Given the gravity of the situation, it’s a little jarring when Moore pans his camera to the officer’s clunky black shoes and shouts — much to the officer’s chagrin — “WHAT ARE THOSE?” (“To be honest,” Moore later told Complex, “I thought he was going to slap me with his night stick.”)

From there, of course, the phrase was ripe for reappropriation. In a Vine that’s been watched more than 18 million times, a man on a church pulpit jumps offstage to confront the inadvisable socks-and-sandals combo of a parishioner. A series of classic movies and cartoons have been excerpted and edited to include the shouted tagline. On Twitter, the writer Alex Hancock even posted a painting of Jesus — with a cropped shot of his sandals.

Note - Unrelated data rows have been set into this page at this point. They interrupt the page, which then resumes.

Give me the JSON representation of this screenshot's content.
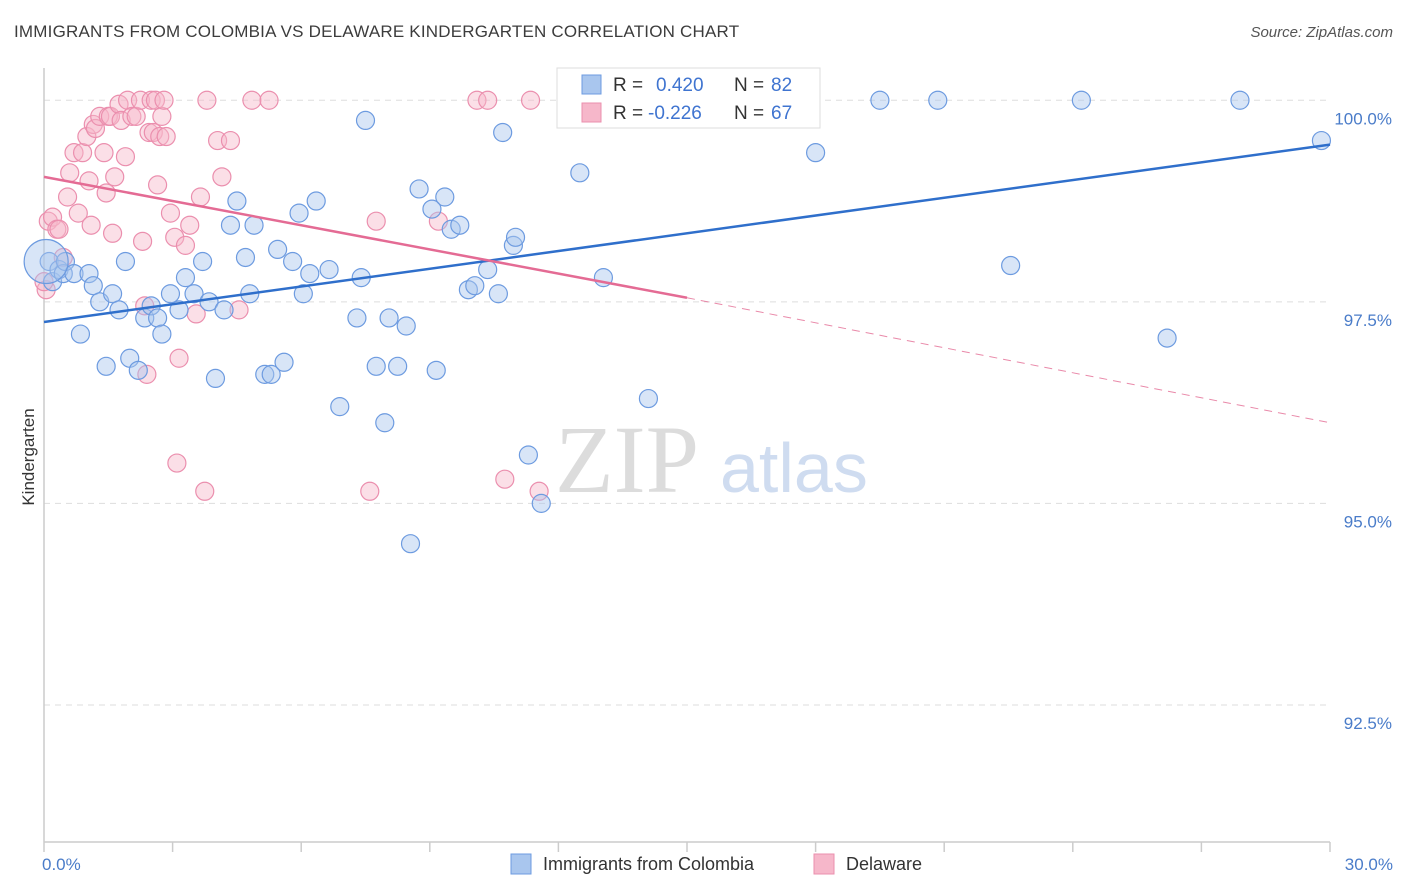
{
  "header": {
    "title": "IMMIGRANTS FROM COLOMBIA VS DELAWARE KINDERGARTEN CORRELATION CHART",
    "source": "Source: ZipAtlas.com"
  },
  "watermark": {
    "zip": "ZIP",
    "atlas": "atlas"
  },
  "chart_data": {
    "type": "scatter",
    "title": "IMMIGRANTS FROM COLOMBIA VS DELAWARE KINDERGARTEN CORRELATION CHART",
    "xlabel": "",
    "ylabel": "Kindergarten",
    "xlim": [
      0,
      30
    ],
    "ylim": [
      90.8,
      100.4
    ],
    "x_tick_labels": [
      {
        "value": 0,
        "label": "0.0%"
      },
      {
        "value": 30,
        "label": "30.0%"
      }
    ],
    "y_tick_labels": [
      {
        "value": 100,
        "label": "100.0%"
      },
      {
        "value": 97.5,
        "label": "97.5%"
      },
      {
        "value": 95,
        "label": "95.0%"
      },
      {
        "value": 92.5,
        "label": "92.5%"
      }
    ],
    "legend": {
      "placement": "top-center",
      "entries": [
        {
          "series": "Immigrants from Colombia",
          "r_label": "R =",
          "r_value": "0.420",
          "n_label": "N =",
          "n_value": "82"
        },
        {
          "series": "Delaware",
          "r_label": "R =",
          "r_value": "-0.226",
          "n_label": "N =",
          "n_value": "67"
        }
      ]
    },
    "colors": {
      "blue_fill": "#a9c6ee",
      "blue_stroke": "#6d9be0",
      "blue_line": "#2f6fcb",
      "pink_fill": "#f6b7ca",
      "pink_stroke": "#eb8fae",
      "pink_line": "#e46b94",
      "grid": "#dddddd",
      "axis": "#cccccc"
    },
    "series": [
      {
        "name": "Immigrants from Colombia",
        "trend": {
          "x0": 0,
          "y0": 97.25,
          "x1": 30,
          "y1": 99.45
        },
        "points": [
          [
            0.12,
            98.0
          ],
          [
            0.2,
            97.75
          ],
          [
            0.35,
            97.9
          ],
          [
            0.45,
            97.85
          ],
          [
            0.5,
            98.0
          ],
          [
            0.7,
            97.85
          ],
          [
            0.85,
            97.1
          ],
          [
            1.05,
            97.85
          ],
          [
            1.15,
            97.7
          ],
          [
            1.3,
            97.5
          ],
          [
            1.45,
            96.7
          ],
          [
            1.6,
            97.6
          ],
          [
            1.75,
            97.4
          ],
          [
            1.9,
            98.0
          ],
          [
            2.0,
            96.8
          ],
          [
            2.2,
            96.65
          ],
          [
            2.35,
            97.3
          ],
          [
            2.5,
            97.45
          ],
          [
            2.65,
            97.3
          ],
          [
            2.75,
            97.1
          ],
          [
            2.95,
            97.6
          ],
          [
            3.15,
            97.4
          ],
          [
            3.3,
            97.8
          ],
          [
            3.5,
            97.6
          ],
          [
            3.7,
            98.0
          ],
          [
            3.85,
            97.5
          ],
          [
            4.0,
            96.55
          ],
          [
            4.2,
            97.4
          ],
          [
            4.35,
            98.45
          ],
          [
            4.5,
            98.75
          ],
          [
            4.7,
            98.05
          ],
          [
            4.8,
            97.6
          ],
          [
            4.9,
            98.45
          ],
          [
            5.15,
            96.6
          ],
          [
            5.3,
            96.6
          ],
          [
            5.45,
            98.15
          ],
          [
            5.6,
            96.75
          ],
          [
            5.8,
            98.0
          ],
          [
            5.95,
            98.6
          ],
          [
            6.05,
            97.6
          ],
          [
            6.2,
            97.85
          ],
          [
            6.35,
            98.75
          ],
          [
            6.65,
            97.9
          ],
          [
            6.9,
            96.2
          ],
          [
            7.3,
            97.3
          ],
          [
            7.4,
            97.8
          ],
          [
            7.5,
            99.75
          ],
          [
            7.75,
            96.7
          ],
          [
            7.95,
            96.0
          ],
          [
            8.05,
            97.3
          ],
          [
            8.25,
            96.7
          ],
          [
            8.45,
            97.2
          ],
          [
            8.55,
            94.5
          ],
          [
            8.75,
            98.9
          ],
          [
            9.05,
            98.65
          ],
          [
            9.15,
            96.65
          ],
          [
            9.35,
            98.8
          ],
          [
            9.5,
            98.4
          ],
          [
            9.7,
            98.45
          ],
          [
            9.9,
            97.65
          ],
          [
            10.05,
            97.7
          ],
          [
            10.35,
            97.9
          ],
          [
            10.6,
            97.6
          ],
          [
            10.7,
            99.6
          ],
          [
            10.95,
            98.2
          ],
          [
            11.0,
            98.3
          ],
          [
            11.3,
            95.6
          ],
          [
            11.6,
            95.0
          ],
          [
            12.5,
            99.1
          ],
          [
            12.65,
            100.0
          ],
          [
            13.05,
            97.8
          ],
          [
            14.1,
            96.3
          ],
          [
            15.0,
            100.0
          ],
          [
            18.0,
            99.35
          ],
          [
            19.5,
            100.0
          ],
          [
            20.85,
            100.0
          ],
          [
            22.55,
            97.95
          ],
          [
            24.2,
            100.0
          ],
          [
            26.2,
            97.05
          ],
          [
            27.9,
            100.0
          ],
          [
            29.8,
            99.5
          ],
          [
            0.05,
            98.0
          ]
        ]
      },
      {
        "name": "Delaware",
        "trend": {
          "x0": 0,
          "y0": 99.05,
          "x1": 15,
          "y1": 97.55
        },
        "trend_dashed": {
          "x0": 15,
          "y0": 97.55,
          "x1": 30,
          "y1": 96.0
        },
        "points": [
          [
            0.05,
            97.65
          ],
          [
            0.1,
            98.5
          ],
          [
            0.2,
            98.55
          ],
          [
            0.3,
            98.4
          ],
          [
            0.35,
            98.4
          ],
          [
            0.45,
            98.05
          ],
          [
            0.55,
            98.8
          ],
          [
            0.6,
            99.1
          ],
          [
            0.7,
            99.35
          ],
          [
            0.8,
            98.6
          ],
          [
            0.9,
            99.35
          ],
          [
            1.0,
            99.55
          ],
          [
            1.05,
            99.0
          ],
          [
            1.1,
            98.45
          ],
          [
            1.15,
            99.7
          ],
          [
            1.2,
            99.65
          ],
          [
            1.3,
            99.8
          ],
          [
            1.4,
            99.35
          ],
          [
            1.45,
            98.85
          ],
          [
            1.5,
            99.8
          ],
          [
            1.55,
            99.8
          ],
          [
            1.6,
            98.35
          ],
          [
            1.65,
            99.05
          ],
          [
            1.75,
            99.95
          ],
          [
            1.8,
            99.75
          ],
          [
            1.9,
            99.3
          ],
          [
            1.95,
            100.0
          ],
          [
            2.05,
            99.8
          ],
          [
            2.15,
            99.8
          ],
          [
            2.25,
            100.0
          ],
          [
            2.3,
            98.25
          ],
          [
            2.35,
            97.45
          ],
          [
            2.4,
            96.6
          ],
          [
            2.45,
            99.6
          ],
          [
            2.5,
            100.0
          ],
          [
            2.55,
            99.6
          ],
          [
            2.6,
            100.0
          ],
          [
            2.65,
            98.95
          ],
          [
            2.7,
            99.55
          ],
          [
            2.75,
            99.8
          ],
          [
            2.8,
            100.0
          ],
          [
            2.85,
            99.55
          ],
          [
            2.95,
            98.6
          ],
          [
            3.05,
            98.3
          ],
          [
            3.1,
            95.5
          ],
          [
            3.15,
            96.8
          ],
          [
            3.3,
            98.2
          ],
          [
            3.4,
            98.45
          ],
          [
            3.55,
            97.35
          ],
          [
            3.65,
            98.8
          ],
          [
            3.75,
            95.15
          ],
          [
            3.8,
            100.0
          ],
          [
            4.05,
            99.5
          ],
          [
            4.15,
            99.05
          ],
          [
            4.35,
            99.5
          ],
          [
            4.55,
            97.4
          ],
          [
            4.85,
            100.0
          ],
          [
            5.25,
            100.0
          ],
          [
            7.6,
            95.15
          ],
          [
            7.75,
            98.5
          ],
          [
            9.2,
            98.5
          ],
          [
            10.1,
            100.0
          ],
          [
            10.35,
            100.0
          ],
          [
            10.75,
            95.3
          ],
          [
            11.35,
            100.0
          ],
          [
            11.55,
            95.15
          ],
          [
            0.0,
            97.75
          ]
        ]
      }
    ]
  },
  "bottom_legend": [
    {
      "label": "Immigrants from Colombia"
    },
    {
      "label": "Delaware"
    }
  ]
}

Cool, it’s about sneakers. Why do we care?

… Because this particular meme, contrary to the opinions of many Olds, is actually not just about footwear!

Consider, for a minute, the types of people who have gotten the “What are those?” treatment: a cop, a middle-aged sports icon, a classic children’s cartoon character — even Jesus. At its core, “What are those?” is less about shoes, and more about giving the finger to representations of tradition and authority.

Sure, it is — as the Huffington Post put it — “a sort of litmus test for whether you are young and hip or old and like me.” But there’s an edge of subversion to the question, too. The asker never actually wants to know the brand of his victim’s shoes; he wants to publicly call out and/or humiliate him on a platform where his power is reduced.

In real life, for instance, Brandon Moore has absolutely no power or influence over Berkeley police. (You don’t hear people talking about the videos he shot immediately before or after the one that launched “What are those?” in which he watches an officer handcuff the woman and then chants “black lives matter” as the officers pack up and leave.) But, thanks to a meme, he’s managed to subvert that power structure — if only for a minute, and if only on Instagram.

Moore himself was recently arrested, and he’s had a friend film a series of funny, subversive Instagram videos of him from jail.

Er, so — what happened with Michael Jordan?

Well, after Lyle asks the question, he completely loses it: You can hear him and his friends laughing “Let’s go” and “He don’t get it” over and over again.

After consulting a kid on the edge of the crowd, Jordan admits that, “Hey, look man, I’m lost on that Vine stuff.” But his shoes, he adds, are XX9 Lows — which haven’t even been released yet.

Ironically, in the ensuing hubbub, Lyle has really lobbied to score a pair: He points out on Twitter that Nike is getting a lot of good free press from his little dare.

Authority subverted? Eh, in this case, not entirely. But we’re certainly living in a brave new memetastic world when a kid can prank an athletic hero — and then credulously demand a pair of $200 sneakers in a follow-up tweet.